Not that it was spoiled in the title!

The very first thing we want to understand is just what a commitment is. Informally, to commit to means to make a pledge (or we could even say a special type of promise), binding whoever places that pledge to a certain course of action.

If that didn’t sound very intuitive, don’t worry. There’s a very nice analogy to best visualize how this plays out in practice.

Imagine for a second you’re watching a magic show. At some point, the magician writes a prediction for some future outcome on a piece of paper, places it in a sealed envelope, and leaves said envelope on a table while the show continues.

We, as audience, cannot know what’s inside that envelope. And as the show continues, someone randomly selects a card from a deck, and immediately after the magician opens the envelope to reveal the prediction — and boom! It matches.

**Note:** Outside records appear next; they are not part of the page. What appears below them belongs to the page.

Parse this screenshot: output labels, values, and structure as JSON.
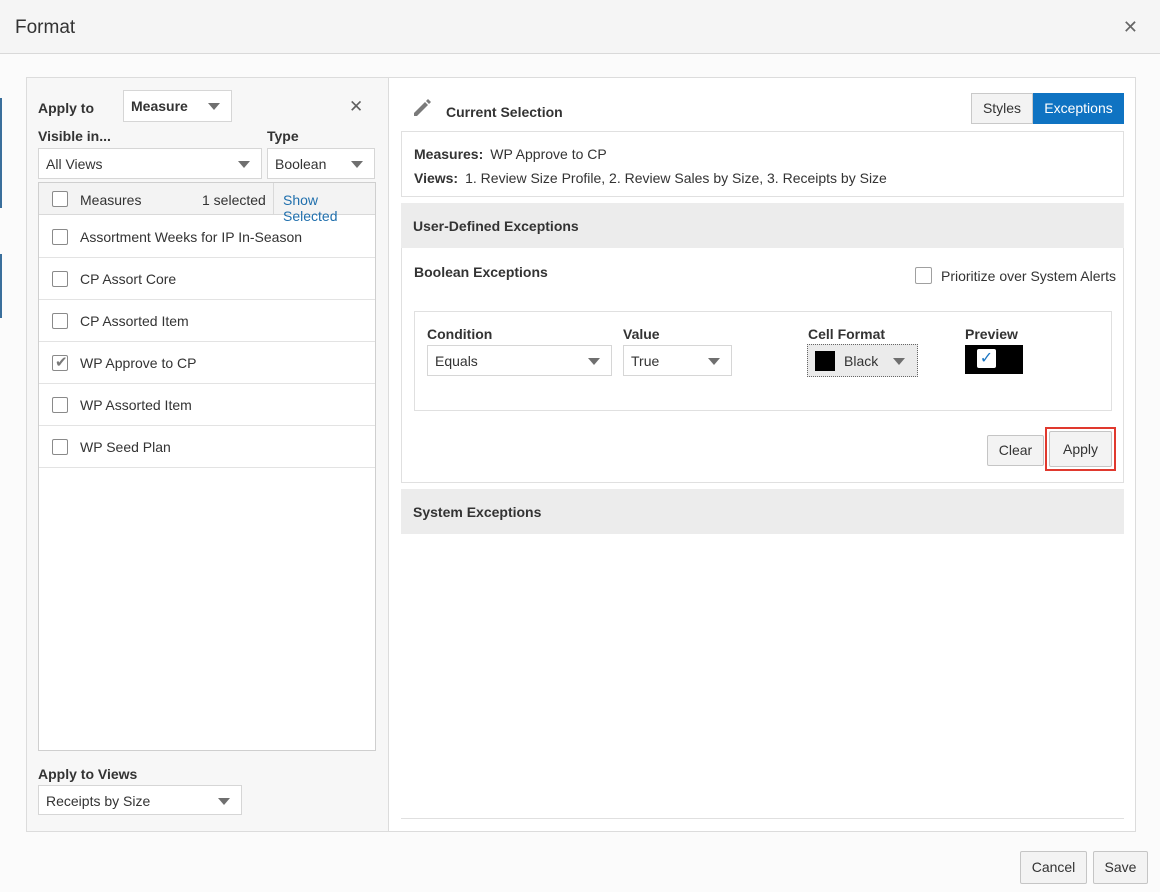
{
  "dialog": {
    "title": "Format"
  },
  "left": {
    "apply_to_label": "Apply to",
    "apply_to_value": "Measure",
    "visible_in_label": "Visible in...",
    "visible_in_value": "All Views",
    "type_label": "Type",
    "type_value": "Boolean",
    "measures_header": "Measures",
    "selected_count": "1 selected",
    "show_selected": "Show Selected",
    "measures": [
      {
        "label": "Assortment Weeks for IP In-Season",
        "checked": false
      },
      {
        "label": "CP Assort Core",
        "checked": false
      },
      {
        "label": "CP Assorted Item",
        "checked": false
      },
      {
        "label": "WP Approve to CP",
        "checked": true
      },
      {
        "label": "WP Assorted Item",
        "checked": false
      },
      {
        "label": "WP Seed Plan",
        "checked": false
      }
    ],
    "apply_to_views_label": "Apply to Views",
    "apply_to_views_value": "Receipts by Size"
  },
  "right": {
    "current_selection": "Current Selection",
    "tabs": {
      "styles": "Styles",
      "exceptions": "Exceptions"
    },
    "measures_label": "Measures:",
    "measures_value": "WP Approve to CP",
    "views_label": "Views:",
    "views_value": "1. Review Size Profile, 2. Review Sales by Size, 3. Receipts by Size",
    "user_defined_title": "User-Defined Exceptions",
    "boolean_title": "Boolean Exceptions",
    "prioritize_label": "Prioritize over System Alerts",
    "condition_label": "Condition",
    "condition_value": "Equals",
    "value_label": "Value",
    "value_value": "True",
    "cell_format_label": "Cell Format",
    "cell_format_value": "Black",
    "cell_format_color": "#000000",
    "preview_label": "Preview",
    "clear_label": "Clear",
    "apply_label": "Apply",
    "system_title": "System Exceptions"
  },
  "footer": {
    "cancel": "Cancel",
    "save": "Save"
  },
  "colors": {
    "accent": "#0f73c2",
    "highlight": "#e0392e"
  }
}
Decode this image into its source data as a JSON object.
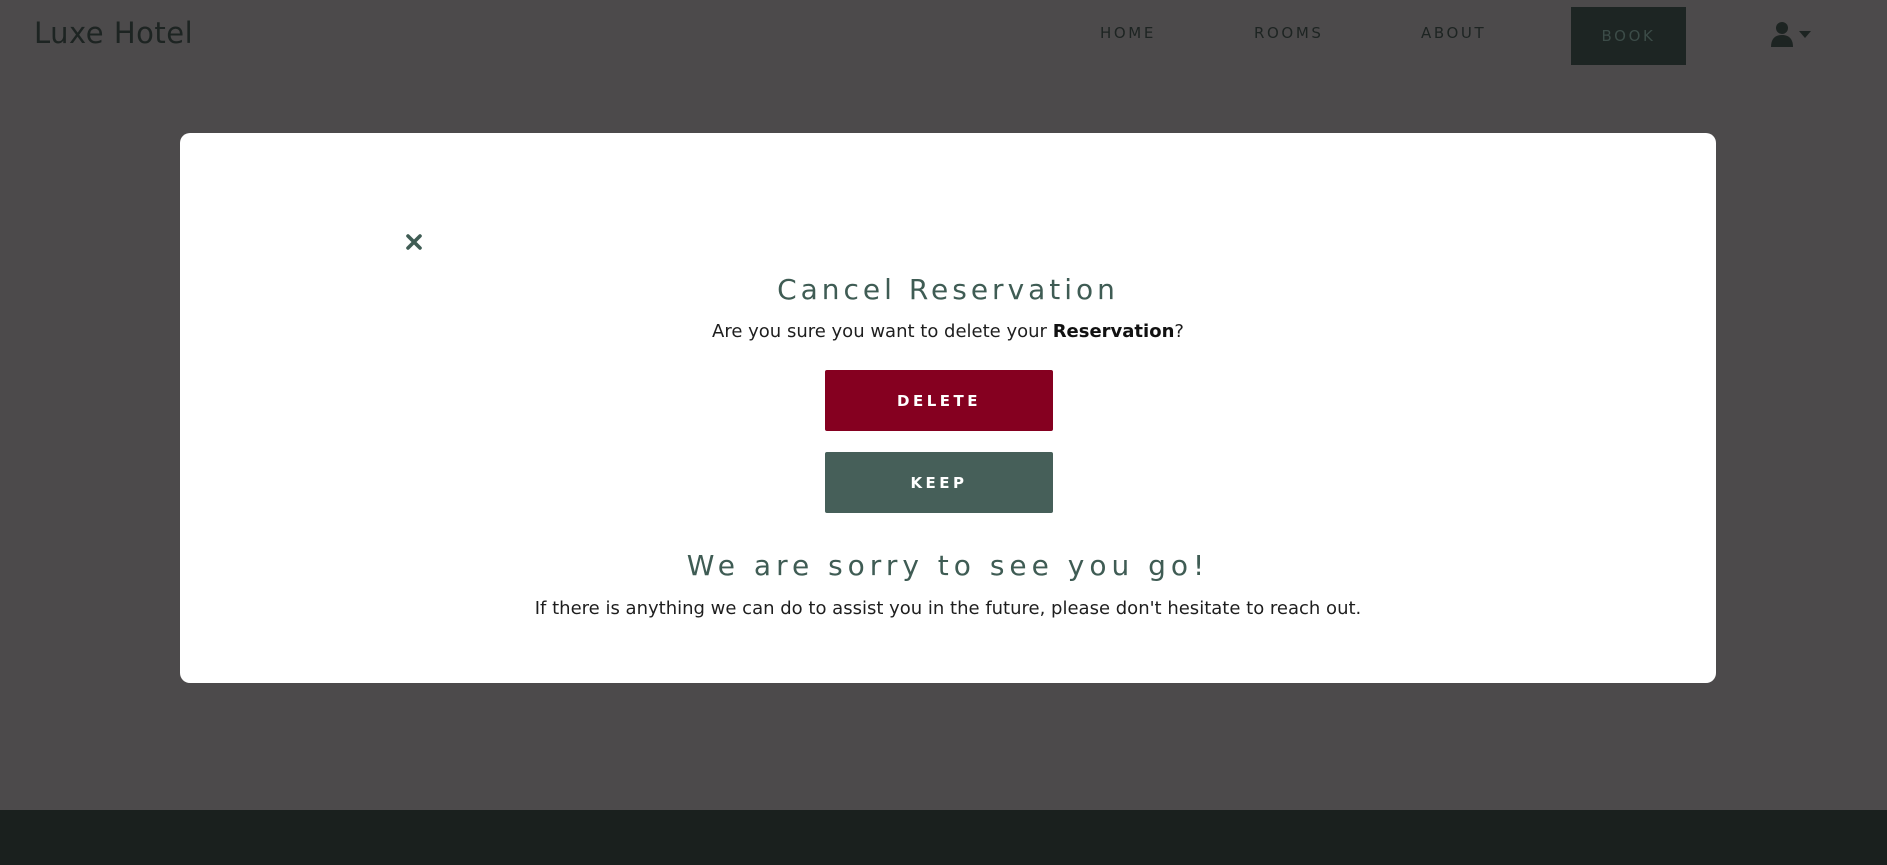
{
  "header": {
    "brand": "Luxe Hotel",
    "nav": {
      "home": "HOME",
      "rooms": "ROOMS",
      "about": "ABOUT",
      "book": "BOOK"
    },
    "user_icon": "user-icon",
    "caret_icon": "caret-down-icon"
  },
  "modal": {
    "close_icon": "close-icon",
    "title": "Cancel Reservation",
    "question_prefix": "Are you sure you want to delete your ",
    "question_emphasis": "Reservation",
    "question_suffix": "?",
    "delete_label": "DELETE",
    "keep_label": "KEEP",
    "sorry_title": "We are sorry to see you go!",
    "sorry_text": "If there is anything we can do to assist you in the future, please don't hesitate to reach out."
  },
  "colors": {
    "overlay": "#4c4a4b",
    "accent_green": "#3f5c54",
    "delete_red": "#850020",
    "keep_green": "#465f59",
    "footer": "#1a201e"
  }
}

The reason we are impressed is because the prediction was made before the selection, and the magician made a commitment to his decision by placing it on the envelope, which conveys a very simple yet very powerful message: once in the envelope, the magician can no longer change his prediction.

What’s funny is that, after dabbling in magic for quite a few years now, I know the trick usually lies elsewhere... But let’s not spoil the fun for the believers out there!

Furthermore, the prediction is hidden from us until the big reveal.

Both of these characteristics — the message being hidden, and the prediction being made before the selection —, are crucial for the success of the trick. I think you’d agree with me that it wouldn’t be the same without the dramatic flair!

And that’s the core idea: you commit to some hidden value, and then you “open the envelope” to reveal it!

Click to zoom

Cryptographic Commitments

It’s a good analogy, but let’s state the obvious: none of the mathematical instruments we have at our disposal work like an envelope.

So... How about we just build one?

Let’s see. We know the mechanism we’re trying to create needs to have two properties we already talked about in the above example:

• It must be hiding: we should not be able to learn what the committed value is by looking at the commitment (just like we can’t see inside the envelope).
• It must be binding: the commitment has a single valid associated value (just like we get a single value when we open the envelope).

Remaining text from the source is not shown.